The Sleepwalkers: How Europe Went To War In 1914
By Christopher Clark
The tone of the 20th century was set by the First World War, with all the ensuing misery, culminating in Hitler’s Holocaust, ongoing strife in the Middle East and the whole sordid tale of our times.
But how did the First World War itself begin? Most know it officially started in Sarajevo in the Balkans on June 14, 1914, with the assassination of the heir to the throne of Austria-Hungry, Franz Ferdinand, along with his wife, Sophie. Many know the assassin was only 19, a Bosnian Serb named Gavrilo Princip. Fewer know he was merely one of several young assassins who lay in wait on a prearranged route. The other would-be assassins chickened out, but not Princip. Can we blame this Serbian teenager for the hundreds of millions of souls who perished as the century played out? Had he missed, would the subsequent heaven on Earth that might have resulted serve as fodder for the ultimate alternate-history novel?
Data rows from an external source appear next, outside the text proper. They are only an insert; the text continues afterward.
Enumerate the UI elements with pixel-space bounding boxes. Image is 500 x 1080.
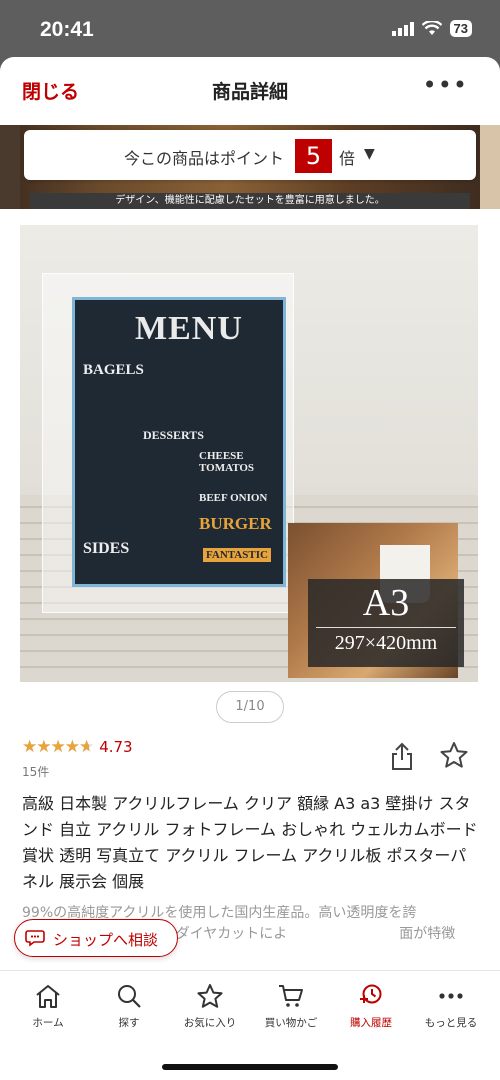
image-pager: 1/10 [216, 691, 284, 723]
menu-item-burger: BURGER [199, 514, 272, 533]
menu-item-beef: BEEF ONION [199, 492, 268, 504]
share-icon[interactable] [390, 741, 414, 771]
history-icon [360, 984, 382, 1004]
rating-value: 4.73 [99, 738, 133, 756]
menu-item-sides: SIDES [83, 540, 130, 557]
chat-bubble-icon [25, 930, 45, 947]
home-indicator [162, 1064, 338, 1070]
menu-item-bagels: BAGELS [83, 362, 144, 378]
more-icon [439, 993, 463, 999]
review-count[interactable]: 15件 [22, 763, 49, 780]
tab-home[interactable]: ホーム [8, 983, 88, 1030]
tab-more[interactable]: もっと見る [411, 983, 491, 1030]
rating-stars: ★★★★★ ★★★★★ [22, 737, 94, 757]
rating-summary[interactable]: ★★★★★ ★★★★★ 4.73 [22, 737, 133, 757]
star-icon [197, 984, 223, 1008]
size-label: A3 [362, 582, 410, 624]
menu-poster-title: MENU [135, 310, 243, 347]
tab-cart[interactable]: 買い物かご [251, 983, 331, 1030]
menu-poster: MENU BAGELS DESSERTS SIDES CHEESE TOMATO… [72, 297, 286, 587]
tab-purchase-history-label: 購入履歴 [350, 1017, 392, 1029]
menu-item-desserts: DESSERTS [143, 428, 204, 442]
product-image[interactable]: MENU BAGELS DESSERTS SIDES CHEESE TOMATO… [20, 225, 478, 682]
points-prefix: 今この商品はポイント [124, 149, 285, 168]
product-detail-sheet: 閉じる 商品詳細 ••• デザイン、機能性に配慮したセットを豊富に用意しました。… [0, 57, 500, 1080]
menu-item-fantastic: FANTASTIC [203, 548, 271, 562]
banner-right-edge [480, 125, 500, 209]
status-time: 20:41 [40, 18, 94, 41]
size-label-box: A3 297×420mm [308, 579, 464, 667]
signal-icon [391, 21, 414, 36]
points-multiplier-box[interactable]: 今この商品はポイント 5 倍 ▼ [24, 130, 476, 180]
banner-caption: デザイン、機能性に配慮したセットを豊富に用意しました。 [30, 193, 470, 209]
size-dimensions: 297×420mm [316, 627, 456, 658]
product-title: 高級 日本製 アクリルフレーム クリア 額縁 A3 a3 壁掛け スタンド 自立… [22, 794, 478, 891]
tab-purchase-history[interactable]: 購入履歴 [331, 983, 411, 1030]
tab-more-label: もっと見る [424, 1017, 478, 1029]
cart-icon [279, 985, 303, 1007]
battery-indicator: 73 [449, 20, 472, 37]
tab-favorites[interactable]: お気に入り [170, 983, 250, 1030]
shop-consult-button[interactable]: ショップへ相談 [14, 919, 178, 957]
tab-cart-label: 買い物かご [264, 1017, 318, 1029]
status-bar: 20:41 73 [0, 0, 500, 60]
tab-search[interactable]: 探す [89, 983, 169, 1030]
shop-consult-label: ショップへ相談 [53, 931, 159, 949]
rating-stars-filled: ★★★★★ [22, 737, 90, 757]
status-icons: 73 [391, 20, 472, 37]
caret-down-icon: ▼ [364, 146, 375, 162]
nav-bar: 閉じる 商品詳細 ••• [0, 57, 500, 121]
search-icon [118, 985, 141, 1008]
home-icon [36, 985, 60, 1008]
banner-left-edge [0, 125, 20, 209]
wifi-icon [421, 21, 442, 35]
favorite-star-icon[interactable] [440, 741, 468, 769]
points-suffix: 倍 [339, 149, 356, 168]
more-options-button[interactable]: ••• [423, 71, 468, 99]
tab-home-label: ホーム [32, 1017, 64, 1029]
points-multiplier: 5 [295, 139, 332, 173]
menu-item-cheese: CHEESE TOMATOS [199, 450, 255, 474]
tab-favorites-label: お気に入り [183, 1017, 237, 1029]
tab-search-label: 探す [118, 1017, 140, 1029]
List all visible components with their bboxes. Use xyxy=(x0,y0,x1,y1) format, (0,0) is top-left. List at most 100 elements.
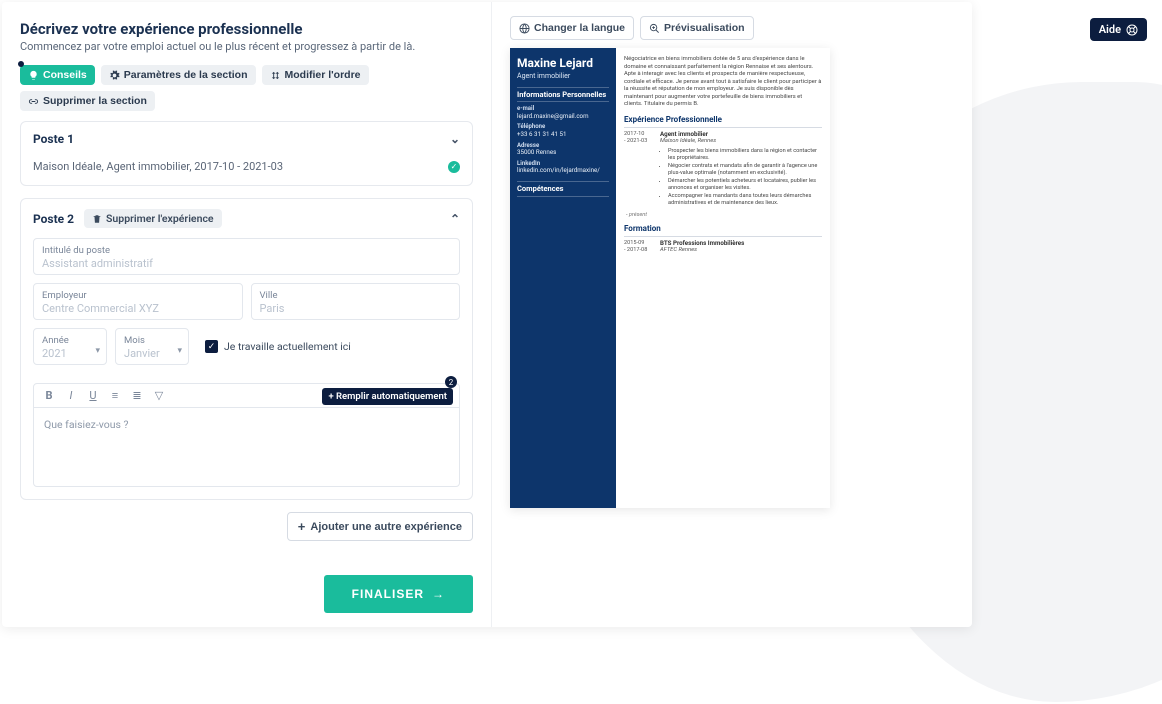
city-placeholder: Paris xyxy=(260,302,452,315)
help-label: Aide xyxy=(1099,23,1121,36)
resume-exp-title: Agent immobilier xyxy=(660,131,822,139)
delete-section-label: Supprimer la section xyxy=(43,95,147,107)
filter-icon[interactable]: ▽ xyxy=(152,389,166,402)
resume-phone: +33 6 31 31 41 51 xyxy=(517,131,609,139)
check-icon: ✓ xyxy=(448,161,460,173)
delete-section-button[interactable]: Supprimer la section xyxy=(20,91,155,111)
resume-exp-company: Maison Idéale, Rennes xyxy=(660,138,822,145)
resume-name: Maxine Lejard xyxy=(517,56,609,71)
gear-icon xyxy=(109,70,120,81)
reorder-button[interactable]: Modifier l'ordre xyxy=(262,65,369,85)
job-title-placeholder: Assistant administratif xyxy=(42,257,451,270)
current-checkbox[interactable]: ✓ xyxy=(205,340,218,353)
resume-present: - présent xyxy=(624,212,822,219)
help-button[interactable]: Aide xyxy=(1090,18,1147,41)
year-select[interactable]: Année 2021 ▾ xyxy=(33,328,107,365)
current-label: Je travaille actuellement ici xyxy=(224,340,351,353)
italic-icon[interactable]: I xyxy=(64,389,78,402)
resume-bullet: Accompagner les mandants dans toutes leu… xyxy=(668,193,822,207)
resume-preview: Maxine Lejard Agent immobilier Informati… xyxy=(510,48,830,508)
editor-textarea[interactable]: Que faisiez-vous ? xyxy=(34,408,459,486)
form-panel: Décrivez votre expérience professionnell… xyxy=(2,2,492,627)
chevron-down-icon: ▾ xyxy=(177,346,182,356)
page-title: Décrivez votre expérience professionnell… xyxy=(20,20,473,38)
employer-label: Employeur xyxy=(42,290,234,301)
tips-button[interactable]: Conseils xyxy=(20,65,95,85)
resume-exp-entry: 2017-10 - 2021-03 Agent immobilier Maiso… xyxy=(624,131,822,208)
city-label: Ville xyxy=(260,290,452,301)
finalize-button[interactable]: FINALISER → xyxy=(324,575,473,613)
employer-placeholder: Centre Commercial XYZ xyxy=(42,302,234,315)
resume-personal-header: Informations Personnelles xyxy=(517,87,609,102)
poste2-title: Poste 2 xyxy=(33,212,74,226)
resume-skills-header: Compétences xyxy=(517,181,609,196)
preview-button[interactable]: Prévisualisation xyxy=(640,16,754,40)
preview-panel: Changer la langue Prévisualisation Maxin… xyxy=(492,2,972,627)
resume-edu-entry: 2015-09 - 2017-08 BTS Professions Immobi… xyxy=(624,240,822,257)
lifebuoy-icon xyxy=(1126,24,1138,36)
resume-exp-bullets: Prospecter les biens immobiliers dans la… xyxy=(660,148,822,207)
resume-sidebar: Maxine Lejard Agent immobilier Informati… xyxy=(510,48,616,508)
trash-icon xyxy=(92,214,102,224)
year-label: Année xyxy=(42,335,98,346)
reorder-icon xyxy=(270,70,281,81)
globe-icon xyxy=(519,23,530,34)
chevron-down-icon: ▾ xyxy=(95,346,100,356)
resume-edu-dates: 2015-09 - 2017-08 xyxy=(624,240,656,257)
resume-exp-header: Expérience Professionnelle xyxy=(624,115,822,128)
resume-bullet: Démarcher les potentiels acheteurs et lo… xyxy=(668,178,822,192)
city-field[interactable]: Ville Paris xyxy=(251,283,461,320)
align-icon[interactable]: ≡ xyxy=(108,389,122,402)
section-settings-label: Paramètres de la section xyxy=(124,69,248,81)
chevron-up-icon[interactable]: ⌃ xyxy=(450,212,460,226)
month-label: Mois xyxy=(124,335,180,346)
add-experience-label: Ajouter une autre expérience xyxy=(310,521,462,533)
change-language-button[interactable]: Changer la langue xyxy=(510,16,634,40)
resume-edu-title: BTS Professions Immobilières xyxy=(660,240,822,248)
poste1-summary: Maison Idéale, Agent immobilier, 2017-10… xyxy=(33,160,283,173)
section-settings-button[interactable]: Paramètres de la section xyxy=(101,65,256,85)
resume-address: 35000 Rennes xyxy=(517,149,609,157)
delete-experience-button[interactable]: Supprimer l'expérience xyxy=(84,209,222,228)
underline-icon[interactable]: U xyxy=(86,389,100,402)
resume-edu-company: AFTEC Rennes xyxy=(660,247,822,254)
poste1-title: Poste 1 xyxy=(33,132,74,146)
job-title-label: Intitulé du poste xyxy=(42,245,451,256)
arrow-right-icon: → xyxy=(432,587,445,601)
editor-toolbar: B I U ≡ ≣ ▽ + Remplir automatiquement xyxy=(34,384,459,408)
bold-icon[interactable]: B xyxy=(42,389,56,402)
description-editor: 2 B I U ≡ ≣ ▽ + Remplir automatiquement … xyxy=(33,383,460,487)
reorder-label: Modifier l'ordre xyxy=(285,69,361,81)
chevron-down-icon: ⌄ xyxy=(450,132,460,146)
resume-role: Agent immobilier xyxy=(517,72,609,81)
poste1-card[interactable]: Poste 1 ⌄ Maison Idéale, Agent immobilie… xyxy=(20,121,473,186)
resume-intro: Négociatrice en biens immobiliers dotée … xyxy=(624,56,822,109)
bulb-icon xyxy=(28,70,39,81)
preview-label: Prévisualisation xyxy=(664,22,745,34)
delete-exp-label: Supprimer l'expérience xyxy=(106,212,214,225)
page-subtitle: Commencez par votre emploi actuel ou le … xyxy=(20,40,473,53)
app-container: Décrivez votre expérience professionnell… xyxy=(2,2,972,627)
resume-edu-header: Formation xyxy=(624,224,822,237)
job-title-field[interactable]: Intitulé du poste Assistant administrati… xyxy=(33,238,460,275)
change-language-label: Changer la langue xyxy=(534,22,625,34)
plus-icon: + xyxy=(298,519,306,534)
autofill-button[interactable]: + Remplir automatiquement xyxy=(322,388,453,405)
month-value: Janvier xyxy=(124,347,180,360)
resume-bullet: Négocier contrats et mandats afin de gar… xyxy=(668,163,822,177)
section-toolbar: Conseils Paramètres de la section Modifi… xyxy=(20,65,473,111)
year-value: 2021 xyxy=(42,347,98,360)
resume-main: Négociatrice en biens immobiliers dotée … xyxy=(616,48,830,508)
month-select[interactable]: Mois Janvier ▾ xyxy=(115,328,189,365)
magnify-icon xyxy=(649,23,660,34)
tips-label: Conseils xyxy=(43,69,87,81)
list-icon[interactable]: ≣ xyxy=(130,389,144,402)
resume-email: lejard.maxine@gmail.com xyxy=(517,113,609,121)
unlink-icon xyxy=(28,96,39,107)
employer-field[interactable]: Employeur Centre Commercial XYZ xyxy=(33,283,243,320)
finalize-label: FINALISER xyxy=(352,587,424,601)
resume-linkedin: linkedin.com/in/lejardmaxine/ xyxy=(517,167,609,175)
resume-exp-dates: 2017-10 - 2021-03 xyxy=(624,131,656,208)
add-experience-button[interactable]: + Ajouter une autre expérience xyxy=(287,512,473,541)
resume-bullet: Prospecter les biens immobiliers dans la… xyxy=(668,148,822,162)
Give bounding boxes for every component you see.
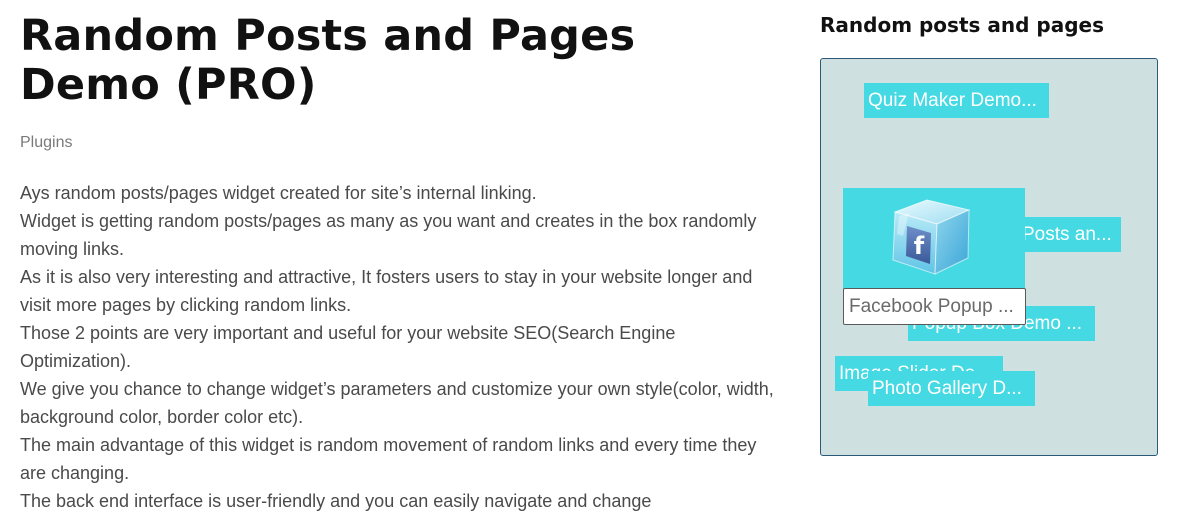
paragraph: Ays random posts/pages widget created fo… [20,183,537,203]
random-link-photo-gallery[interactable]: Photo Gallery D... [868,371,1035,406]
article: Random Posts and Pages Demo (PRO) Plugin… [20,12,780,515]
svg-text:f: f [914,232,925,260]
sidebar: Random posts and pages [820,10,1160,40]
post-category: Plugins [20,133,780,153]
widget-title: Random posts and pages [820,13,1104,37]
paragraph: The back end interface is user-friendly … [20,491,652,511]
random-links-box: Quiz Maker Demo... Posts an... Popup Box… [820,58,1158,456]
hover-tooltip: Facebook Popup ... [843,288,1026,325]
article-body: Ays random posts/pages widget created fo… [20,179,780,515]
paragraph: Those 2 points are very important and us… [20,323,676,371]
paragraph: The main advantage of this widget is ran… [20,435,757,483]
category-link[interactable]: Plugins [20,134,72,151]
paragraph: Widget is getting random posts/pages as … [20,211,757,259]
random-link-quiz-maker[interactable]: Quiz Maker Demo... [864,83,1049,118]
paragraph: We give you chance to change widget’s pa… [20,379,774,427]
random-link-posts[interactable]: Posts an... [1018,217,1121,252]
random-link-facebook-popup[interactable]: f [843,188,1025,289]
paragraph: As it is also very interesting and attra… [20,267,753,315]
facebook-ice-cube-icon: f [892,199,971,275]
page-title: Random Posts and Pages Demo (PRO) [20,11,636,110]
It’s doubtful. Clark—a modern European history professor—lays out the backstory in such a way that the First World War seems almost inevitable in retrospect. He begins a full decade earlier, with another royal double-murder in Belgrade. But the roots of the cataclysm go back further still: Clark traces the polarization of Europe and the shifting alliances of the great nations and future combatants that occurred between 1887 and 1907. Serbia counted on Russia’s protection should Austria avenge Ferdinand’s death, which in turn drew in Russia’s ally France and, reluctantly, England.
All of Europe was a powder keg and any number of seemingly minor skirmishes could have set the fuse. In the book’s conclusion, he draws parallels with the comparable complexity and potential catastrophe of the eurozone financial crisis of 2011-12, which was at its height just as he was finishing his early draft.